Saturday 26 September 2009


U.S., CHINA HAVE A ‘CREDIBILITY’ GAP ON G-20’S ECONOMIC PLEDGE

Indira A.R. Lakshmanan

Bloomberg, September 26, 2009

A push from U.S. President Barack Obama and Chinese leader Hu Jintao to shrink trade and investment imbalances is probably years away from being fulfilled, according to comments from their own officials.

Group of 20 leaders met in Pittsburgh yesterday aiming to reduce global capital imbalances blamed for contributing to the financial crisis, including a U.S. reliance on borrowing from abroad to finance spending, and Chinese dependence on exports.

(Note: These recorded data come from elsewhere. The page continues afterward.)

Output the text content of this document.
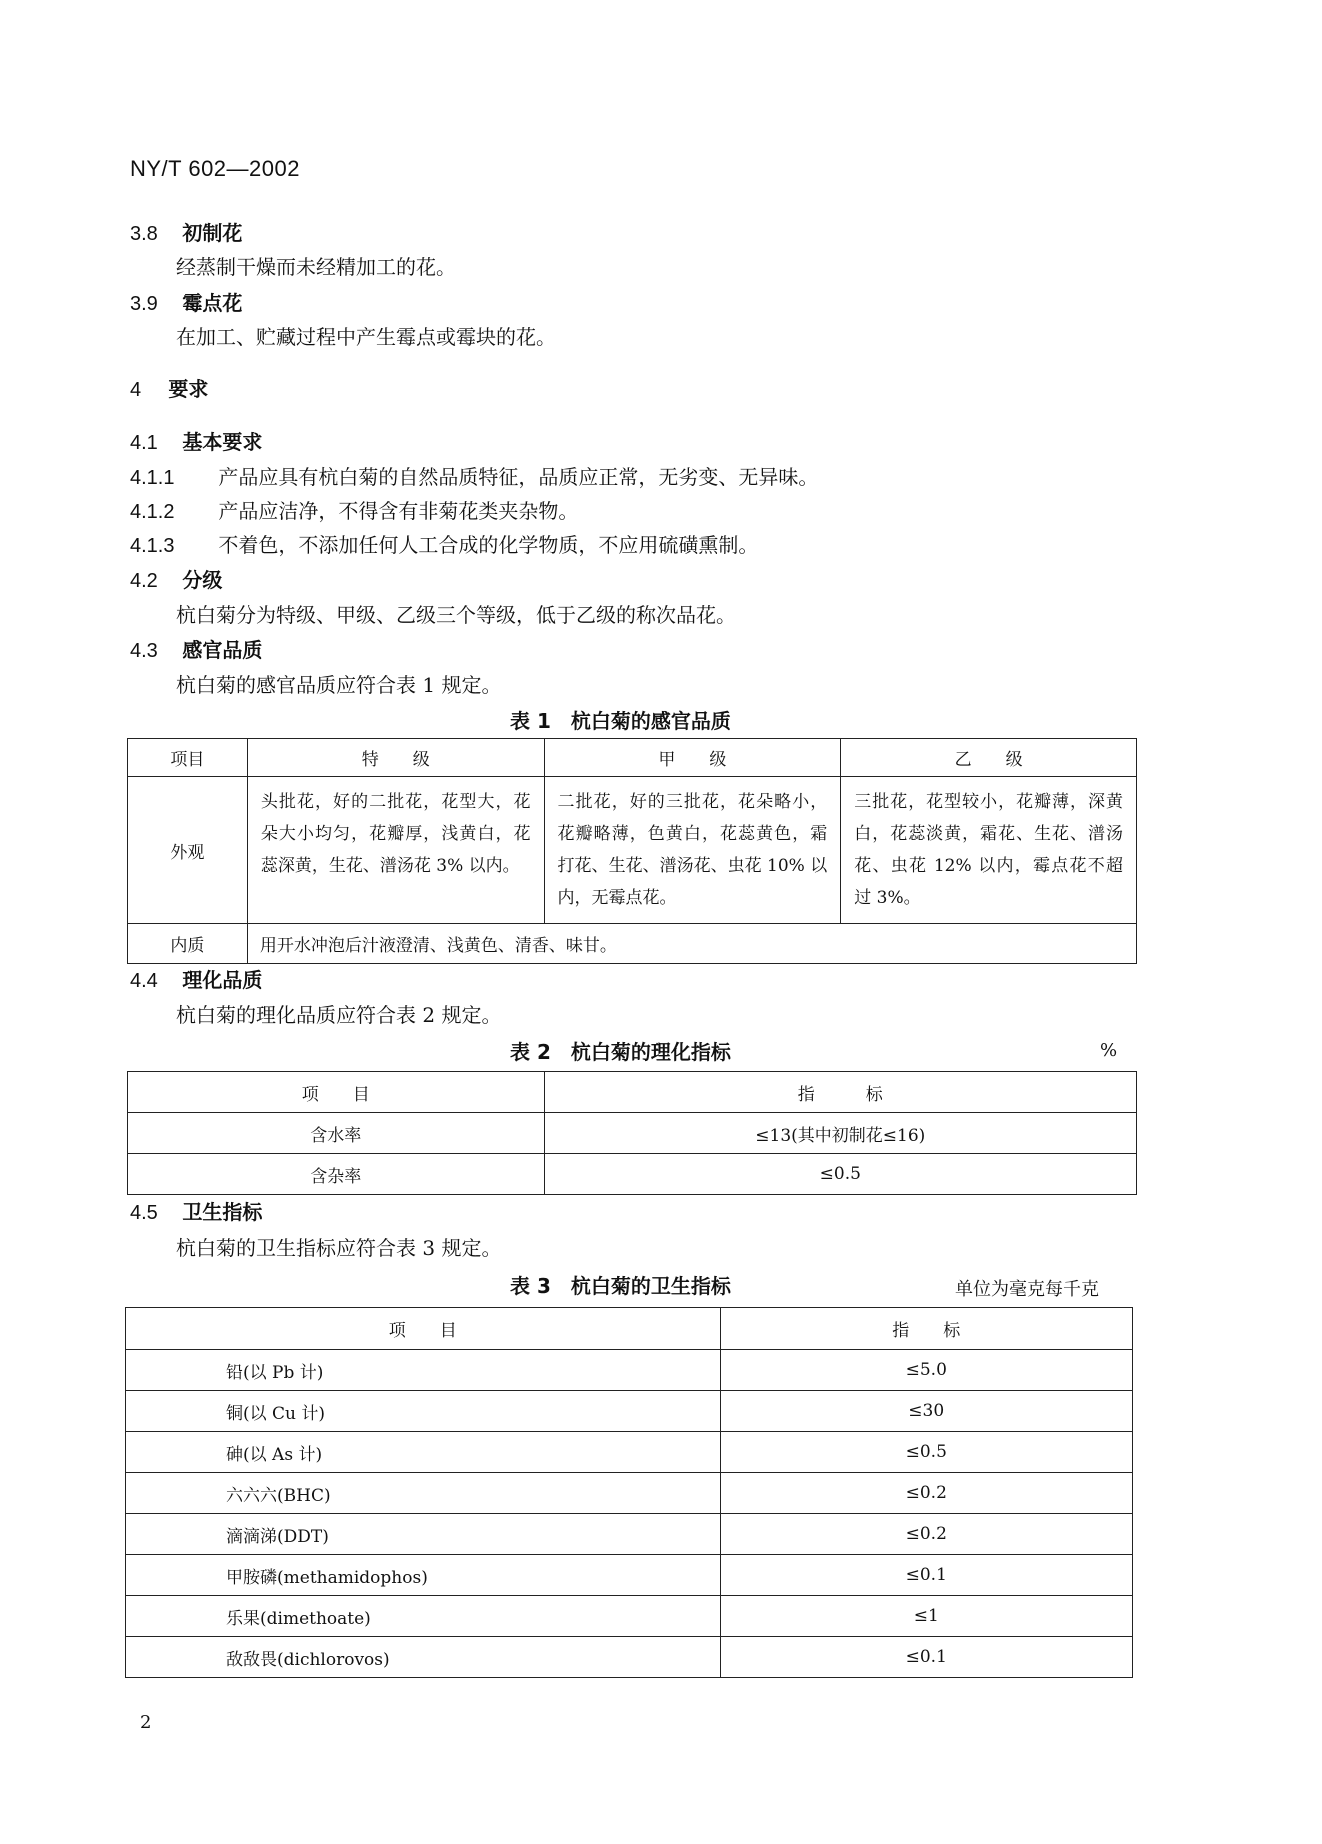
NY/T 602—2002
3.8 初制花
经蒸制干燥而未经精加工的花。
3.9 霉点花
在加工、贮藏过程中产生霉点或霉块的花。
4 要求
4.1 基本要求
4.1.1 产品应具有杭白菊的自然品质特征，品质应正常，无劣变、无异味。
4.1.2 产品应洁净，不得含有非菊花类夹杂物。
4.1.3 不着色，不添加任何人工合成的化学物质，不应用硫磺熏制。
4.2 分级
杭白菊分为特级、甲级、乙级三个等级，低于乙级的称次品花。
4.3 感官品质
杭白菊的感官品质应符合表 1 规定。
表 1　杭白菊的感官品质
项目	特　　级	甲　　级	乙　　级
外观	头批花，好的二批花，花型大，花朵大小均匀，花瓣厚，浅黄白，花蕊深黄，生花、潽汤花 3% 以内。	二批花，好的三批花，花朵略小，花瓣略薄，色黄白，花蕊黄色，霜打花、生花、潽汤花、虫花 10% 以内，无霉点花。	三批花，花型较小，花瓣薄，深黄白，花蕊淡黄，霜花、生花、潽汤花、虫花 12% 以内，霉点花不超过 3%。

内质	用开水冲泡后汁液澄清、浅黄色、清香、味甘。		
4.4 理化品质
杭白菊的理化品质应符合表 2 规定。
表 2　杭白菊的理化指标	%
项　　目	指　　　标
含水率	≤13(其中初制花≤16)
含杂率	≤0.5
4.5 卫生指标
杭白菊的卫生指标应符合表 3 规定。
表 3　杭白菊的卫生指标	单位为毫克每千克
项　　目	指　　标
铅(以 Pb 计)	≤5.0
铜(以 Cu 计)	≤30
砷(以 As 计)	≤0.5
六六六(BHC)	≤0.2
滴滴涕(DDT)	≤0.2
甲胺磷(methamidophos)	≤0.1
乐果(dimethoate)	≤1
敌敌畏(dichlorovos)	≤0.1
2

“That’s not a simple thing to achieve, you don’t get that by writing a communique,” David Nelson, acting U.S. assistant secretary of State for Economic, Energy and Business Affairs, said in an interview. Ma Xin, an official at China’s government planning agency, warned that his nation’s “low” consumer spending is a problem that has “accumulated over many years and it is a structural problem.”

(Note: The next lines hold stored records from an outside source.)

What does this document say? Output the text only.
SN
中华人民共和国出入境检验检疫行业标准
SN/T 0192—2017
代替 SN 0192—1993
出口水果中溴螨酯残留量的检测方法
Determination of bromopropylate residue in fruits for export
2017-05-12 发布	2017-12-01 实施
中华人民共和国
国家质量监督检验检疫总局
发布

Failure to accelerate a shift toward domestic demand in Asia, and to diminished U.S. borrowing, risks laying the ground for future crises. Federal Reserve Chairman Ben S. Bernanke has said the influx of savings from Asian nations contributed to depressing U.S. interest rates in the middle of the decade, when the credit boom that preceded the current crisis began.